À Koufroun, dans l’extrême est du Tchad, la frontière avec le Soudan se matérialise par un ouadi, une bande de terre sablonneuse formée par une rivière asséchée. Juchés sur des pick-up, des militaires tchadiens, fusils d’assaut en bandoulière, scrutent l’horizon. Quelques ombres traversent, transportant à dos d’âne de maigres provisions. « La frontière est fermée au transport de marchandises, mais on ne peut pas refouler ces personnes en danger », explique le lieutenant-colonel Ali Mahamat Sebey, préfet du département d’Assoungha.
« En face, c’est le Darfour. À 200 mètres se trouve la ville de Tendelti. Environ 80% de ses 32 000 habitants ont traversé la frontière après que l’armée soudanaise a déserté la localité », poursuit le jeune fonctionnaire. D’autres ont fui les attaques des milices, les pillages ou l’incendie de leur village.
Côté tchadien, les réfugiés s’abritent comme ils peuvent sous quelques arbres secs et dépourvus de feuillage. Derrière une toile à moitié déchirée, une jeune femme vient d’accoucher de jumeaux.

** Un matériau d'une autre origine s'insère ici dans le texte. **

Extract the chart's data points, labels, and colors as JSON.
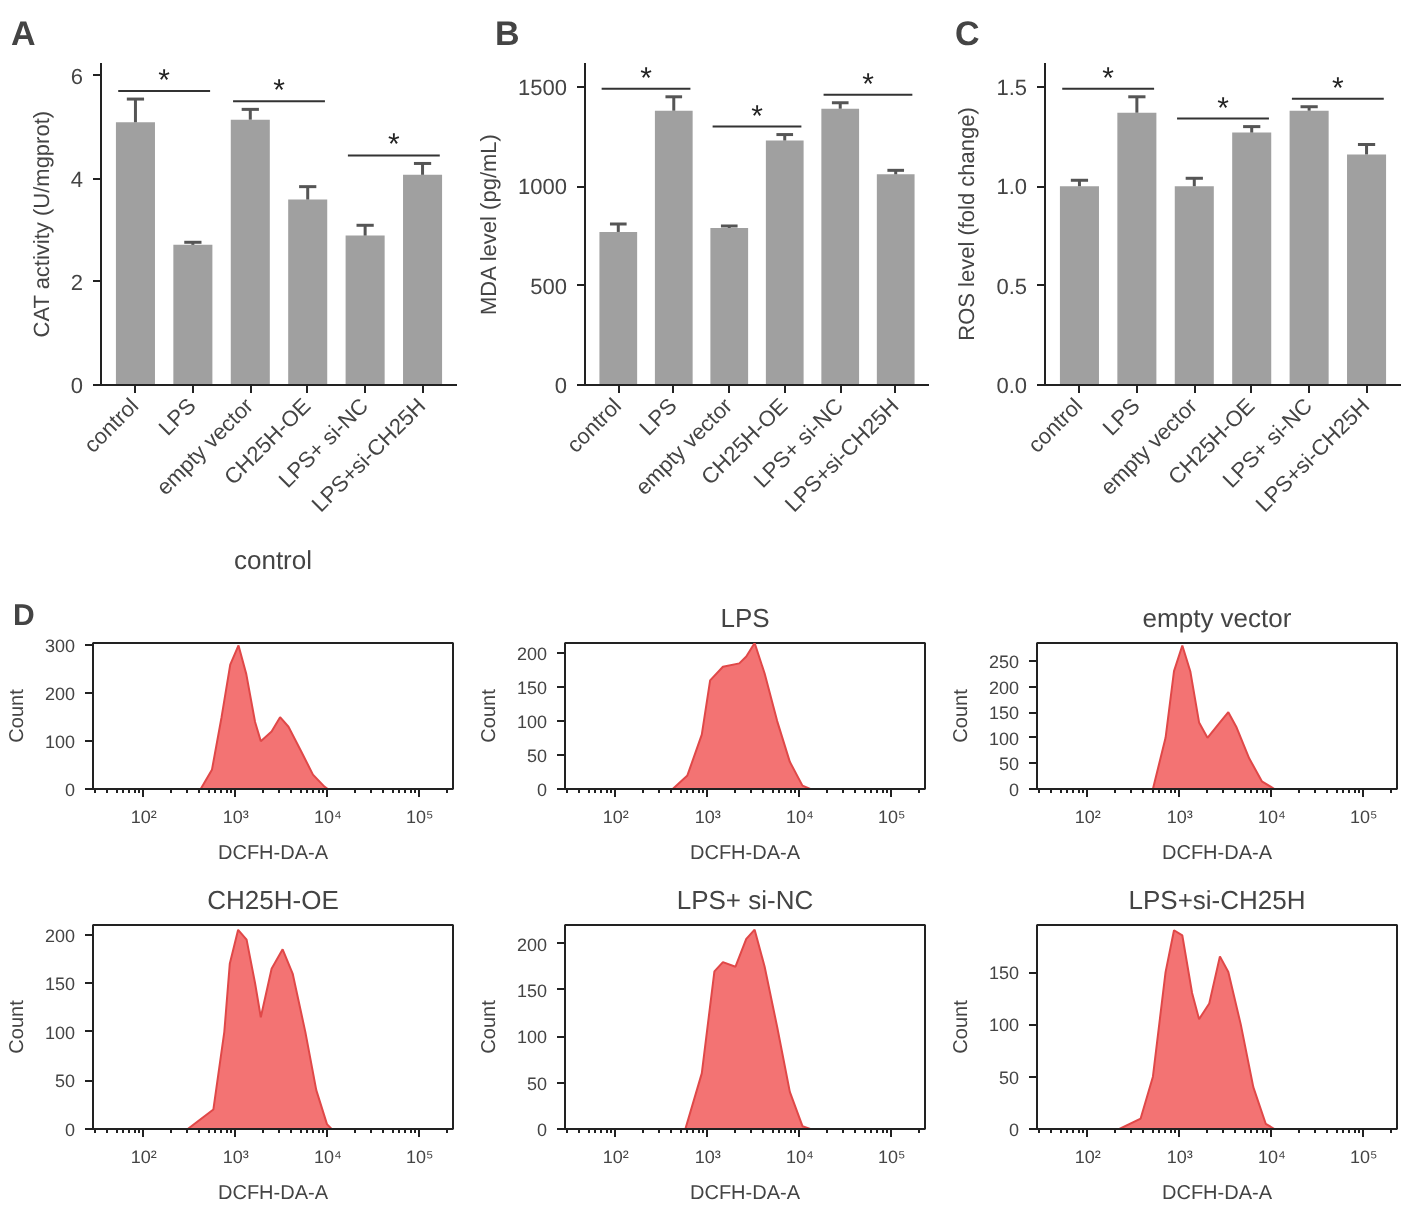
{
  "chart_data": [
    {
      "type": "bar",
      "title": "A",
      "ylabel": "CAT activity (U/mgprot)",
      "categories": [
        "control",
        "LPS",
        "empty vector",
        "CH25H-OE",
        "LPS+ si-NC",
        "LPS+si-CH25H"
      ],
      "color": "#a0a0a0",
      "values": [
        5.1,
        2.72,
        5.15,
        3.6,
        2.9,
        4.08
      ],
      "errors": [
        [
          5.1,
          5.55
        ],
        [
          2.72,
          2.77
        ],
        [
          5.15,
          5.35
        ],
        [
          3.6,
          3.85
        ],
        [
          2.9,
          3.1
        ],
        [
          4.08,
          4.3
        ]
      ],
      "ylim": [
        0,
        6.25
      ],
      "yticks": [
        0,
        2,
        4,
        6
      ],
      "annotations": [
        "*",
        "*",
        "*"
      ]
    },
    {
      "type": "bar",
      "title": "B",
      "ylabel": "MDA level (pg/mL)",
      "categories": [
        "control",
        "LPS",
        "empty vector",
        "CH25H-OE",
        "LPS+ si-NC",
        "LPS+si-CH25H"
      ],
      "color": "#a0a0a0",
      "values": [
        770,
        1380,
        790,
        1230,
        1390,
        1060
      ],
      "errors": [
        [
          770,
          810
        ],
        [
          1380,
          1450
        ],
        [
          790,
          800
        ],
        [
          1230,
          1260
        ],
        [
          1390,
          1420
        ],
        [
          1060,
          1080
        ]
      ],
      "ylim": [
        0,
        1620
      ],
      "yticks": [
        0,
        500,
        1000,
        1500
      ],
      "annotations": [
        "*",
        "*",
        "*"
      ]
    },
    {
      "type": "bar",
      "title": "C",
      "ylabel": "ROS level (fold change)",
      "categories": [
        "control",
        "LPS",
        "empty vector",
        "CH25H-OE",
        "LPS+ si-NC",
        "LPS+si-CH25H"
      ],
      "color": "#a0a0a0",
      "values": [
        1.0,
        1.37,
        1.0,
        1.27,
        1.38,
        1.16
      ],
      "errors": [
        [
          1.0,
          1.03
        ],
        [
          1.37,
          1.45
        ],
        [
          1.0,
          1.04
        ],
        [
          1.27,
          1.3
        ],
        [
          1.38,
          1.4
        ],
        [
          1.16,
          1.21
        ]
      ],
      "ylim": [
        0,
        1.62
      ],
      "yticks": [
        {
          "value": 0,
          "label": "0.0"
        },
        {
          "value": 0.5,
          "label": "0.5"
        },
        {
          "value": 1,
          "label": "1.0"
        },
        {
          "value": 1.5,
          "label": "1.5"
        }
      ],
      "annotations": [
        "*",
        "*",
        "*"
      ]
    },
    {
      "type": "area",
      "title": "control",
      "xlabel": "DCFH-DA-A",
      "ylabel": "Count",
      "log": "x",
      "color": "#f26b6b",
      "annotations": [
        "D"
      ],
      "x": [
        415,
        550,
        700,
        870,
        1070,
        1300,
        1620,
        1870,
        2450,
        3030,
        3740,
        5100,
        6900,
        9200,
        10000
      ],
      "values": [
        0,
        40,
        150,
        260,
        300,
        240,
        140,
        100,
        120,
        150,
        130,
        80,
        30,
        5,
        0
      ],
      "xlim": [
        28,
        230000
      ],
      "xticks": [
        {
          "value": 100,
          "label": "10²"
        },
        {
          "value": 1000,
          "label": "10³"
        },
        {
          "value": 10000,
          "label": "10⁴"
        },
        {
          "value": 100000,
          "label": "10⁵"
        }
      ],
      "ylim": [
        0,
        305
      ],
      "yticks": [
        0,
        100,
        200,
        300
      ]
    },
    {
      "type": "area",
      "title": "LPS",
      "xlabel": "DCFH-DA-A",
      "ylabel": "Count",
      "log": "x",
      "color": "#f26b6b",
      "x": [
        415,
        600,
        860,
        1060,
        1460,
        2200,
        2620,
        3230,
        4150,
        5680,
        7800,
        10700,
        13000
      ],
      "values": [
        0,
        20,
        80,
        160,
        180,
        185,
        195,
        215,
        170,
        100,
        40,
        5,
        0
      ],
      "xlim": [
        28,
        230000
      ],
      "xticks": [
        {
          "value": 100,
          "label": "10²"
        },
        {
          "value": 1000,
          "label": "10³"
        },
        {
          "value": 10000,
          "label": "10⁴"
        },
        {
          "value": 100000,
          "label": "10⁵"
        }
      ],
      "ylim": [
        0,
        215
      ],
      "yticks": [
        0,
        50,
        100,
        150,
        200
      ]
    },
    {
      "type": "area",
      "title": "empty vector",
      "xlabel": "DCFH-DA-A",
      "ylabel": "Count",
      "log": "x",
      "color": "#f26b6b",
      "x": [
        510,
        700,
        865,
        1065,
        1300,
        1620,
        2000,
        2730,
        3370,
        4150,
        5680,
        7800,
        10700
      ],
      "values": [
        0,
        100,
        230,
        280,
        230,
        130,
        100,
        130,
        150,
        120,
        60,
        15,
        0
      ],
      "xlim": [
        28,
        230000
      ],
      "xticks": [
        {
          "value": 100,
          "label": "10²"
        },
        {
          "value": 1000,
          "label": "10³"
        },
        {
          "value": 10000,
          "label": "10⁴"
        },
        {
          "value": 100000,
          "label": "10⁵"
        }
      ],
      "ylim": [
        0,
        285
      ],
      "yticks": [
        0,
        50,
        100,
        150,
        200,
        250
      ]
    },
    {
      "type": "area",
      "title": "CH25H-OE",
      "xlabel": "DCFH-DA-A",
      "ylabel": "Count",
      "log": "x",
      "color": "#f26b6b",
      "x": [
        300,
        570,
        750,
        860,
        1060,
        1310,
        1620,
        1870,
        2450,
        3230,
        4150,
        5700,
        7500,
        9800,
        11000
      ],
      "values": [
        0,
        20,
        100,
        170,
        205,
        195,
        150,
        115,
        165,
        185,
        160,
        100,
        40,
        5,
        0
      ],
      "xlim": [
        28,
        230000
      ],
      "xticks": [
        {
          "value": 100,
          "label": "10²"
        },
        {
          "value": 1000,
          "label": "10³"
        },
        {
          "value": 10000,
          "label": "10⁴"
        },
        {
          "value": 100000,
          "label": "10⁵"
        }
      ],
      "ylim": [
        0,
        210
      ],
      "yticks": [
        0,
        50,
        100,
        150,
        200
      ]
    },
    {
      "type": "area",
      "title": "LPS+ si-NC",
      "xlabel": "DCFH-DA-A",
      "ylabel": "Count",
      "log": "x",
      "color": "#f26b6b",
      "x": [
        570,
        860,
        1180,
        1460,
        2000,
        2620,
        3230,
        4150,
        5680,
        7800,
        10700,
        13000
      ],
      "values": [
        0,
        60,
        170,
        180,
        175,
        205,
        215,
        175,
        110,
        40,
        3,
        0
      ],
      "xlim": [
        28,
        230000
      ],
      "xticks": [
        {
          "value": 100,
          "label": "10²"
        },
        {
          "value": 1000,
          "label": "10³"
        },
        {
          "value": 10000,
          "label": "10⁴"
        },
        {
          "value": 100000,
          "label": "10⁵"
        }
      ],
      "ylim": [
        0,
        220
      ],
      "yticks": [
        0,
        50,
        100,
        150,
        200
      ]
    },
    {
      "type": "area",
      "title": "LPS+si-CH25H",
      "xlabel": "DCFH-DA-A",
      "ylabel": "Count",
      "log": "x",
      "color": "#f26b6b",
      "x": [
        220,
        375,
        510,
        700,
        865,
        1065,
        1360,
        1620,
        2090,
        2730,
        3370,
        4600,
        6300,
        8600,
        10700
      ],
      "values": [
        0,
        10,
        50,
        150,
        190,
        185,
        130,
        105,
        120,
        165,
        150,
        100,
        40,
        5,
        0
      ],
      "xlim": [
        28,
        230000
      ],
      "xticks": [
        {
          "value": 100,
          "label": "10²"
        },
        {
          "value": 1000,
          "label": "10³"
        },
        {
          "value": 10000,
          "label": "10⁴"
        },
        {
          "value": 100000,
          "label": "10⁵"
        }
      ],
      "ylim": [
        0,
        195
      ],
      "yticks": [
        0,
        50,
        100,
        150
      ]
    }
  ]
}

Ici, on manque de tout. En cette période de ramadan, le jeûne n’est plus volontaire. « Nous assurons leur sécurité. Maintenant, c’est aux humanitaires de prendre le relai », indique le préfet.
Une mission de l’ONU
La réponse ne s’est pas fait attendre. Trois jours après le début du conflit au Soudan, l’ONU dépêche une mission conjointe du Programme alimentaire mondial (PAM) et du Haut Commissariat aux réfugiés (HCR). « Il faut d’abord recenser les nouveaux arrivants pour pouvoir distribuer la nourriture et les produits de première nécessité », détaille Laura Lo Castro, représentante du HCR au Tchad. « Puis l’urgence maximale, c’est l’approvisionnement en eau ». La température avoisine les 44 degrés à l’ombre et l’unique puits se trouve du côté soudanais de la frontière.
Dans les bases humanitaires de Farchana, la ville tchadienne la plus proche, c’est le branle-bas de combat. Les agences de l’ONU se préparent au pire des scénarios. Les yeux rivés sur son ordinateur portable, le directeur du PAM, Pierre Honnorat, évalue les stocks de vivres disponibles à travers le pays et prépositionne plusieurs tonnes de denrées dans ses entrepôts de l’Est. « On se prépare à recevoir beaucoup, beaucoup plus de gens », confie-t-il.
Les réfugiés déjà présents proviennent essentiellement des villages frontaliers. « Les habitants des principales agglomérations encerclées par les RSF sont encore terrés chez eux, mais ils prendront massivement la route à la première accalmie », prédit Adoum Mahamat Ahmat, de la Commission tchadienne des réfugiés. « En 2003, pendant la guerre du Darfour, nous avons reçu plus de 130 000 réfugiés soudanais dans la province du Ouaddaï, c’est le même scénario qui se dessine actuellement, probablement pire », s’inquiète-t-il.